Vessel elements represent a more specialized type of tracheary element (FIG. 7.10). They are usually shorter than tra-cheids and have perforated end walls called perforation plates. Individual vessel elements are connected end to end in vertical rows to form vessels; each vessel is a continuous tube with little or no obstruction to water flow, depending on the size and type of perforation plates in the end walls. These can vary from simple perforation plates, with a single large hole, to those with scalariform or reticulate openings. The gnetophytes (Chapter 19) have a unique type—foraminate perforation plates. The most specialized vessel elements are relatively short with horizontal end walls and simple perforation plates, whereas some woods contain vessel members that are more elongate, with oblique end walls (Bailey and Tupper, 1918). Tracheids and vessels occur in both primary and secondary xylem tissue. Like tracheids, vessels also exhibit various secondary wall thickenings on their side walls which range from annular to pitted.

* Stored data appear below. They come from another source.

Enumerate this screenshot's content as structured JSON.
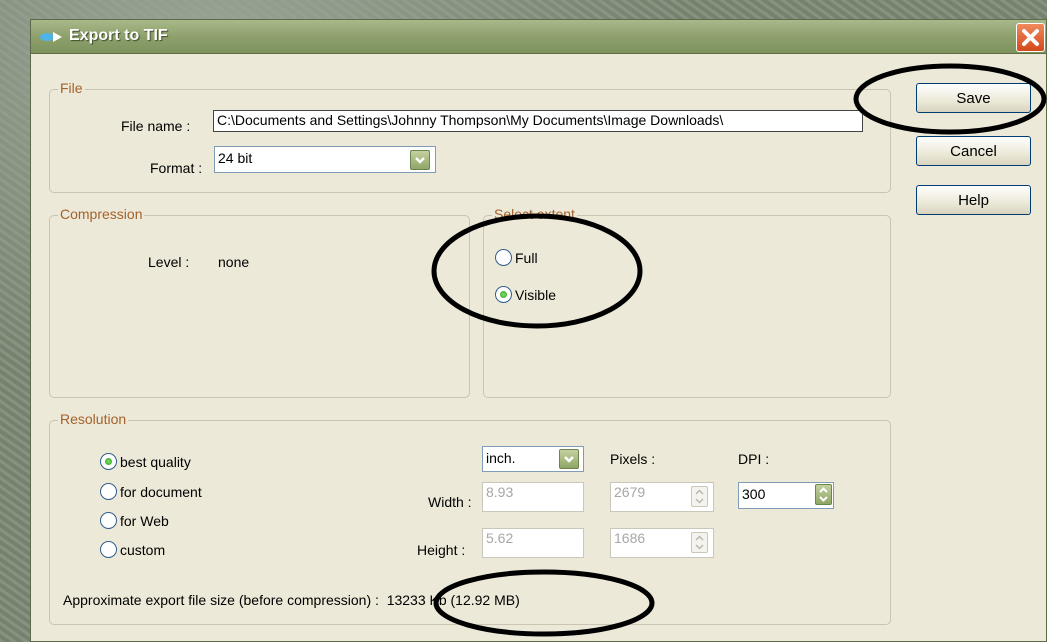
{
  "window": {
    "title": "Export to TIF"
  },
  "file": {
    "legend": "File",
    "filename_label": "File name :",
    "filename_value": "C:\\Documents and Settings\\Johnny Thompson\\My Documents\\Image Downloads\\",
    "format_label": "Format :",
    "format_value": "24 bit"
  },
  "buttons": {
    "save": "Save",
    "cancel": "Cancel",
    "help": "Help"
  },
  "compression": {
    "legend": "Compression",
    "level_label": "Level :",
    "level_value": "none"
  },
  "extent": {
    "legend": "Select extent",
    "full": "Full",
    "visible": "Visible",
    "selected": "Visible"
  },
  "resolution": {
    "legend": "Resolution",
    "options": [
      "best quality",
      "for document",
      "for Web",
      "custom"
    ],
    "selected": "best quality",
    "unit": "inch.",
    "pixels_label": "Pixels :",
    "dpi_label": "DPI :",
    "width_label": "Width :",
    "height_label": "Height :",
    "width_value": "8.93",
    "height_value": "5.62",
    "width_pixels": "2679",
    "height_pixels": "1686",
    "dpi_value": "300"
  },
  "filesize": {
    "text": "Approximate export file size (before compression) :  13233 Kb (12.92 MB)"
  },
  "icons": {
    "title": "export-arrow-icon",
    "close": "close-x-icon",
    "dropdown": "chevron-down-icon",
    "spinner": "spinner-arrows-icon"
  },
  "colors": {
    "legend_text": "#a4622c",
    "titlebar": "#8ea16c",
    "close": "#d24a1b",
    "dialog_bg": "#ece9d8"
  }
}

Although vessel elements have sometimes been thought to be a synapomorphy of the flowering plants, they apparently arose independently in a number of plant groups (Bailey, 1944). The anatomical evidence for independent origin has been well illustrated in the detailed studies of Schneider and Carlquist in homosporous (Schneider and Carlquist, 1998) and heterosporous (Schneider and Carlquist, 2000c) ferns, and in certain lycopsids (Schneider and Carlquist, 2000a,b). Vessel elements are also known in several gymnospermous groups, including the gnetophytes (Carlquist, 1996; see Chapter 19) and the enigmatic fossil group, the gigantop-terids (Li et al., 1996; see Chapter 19).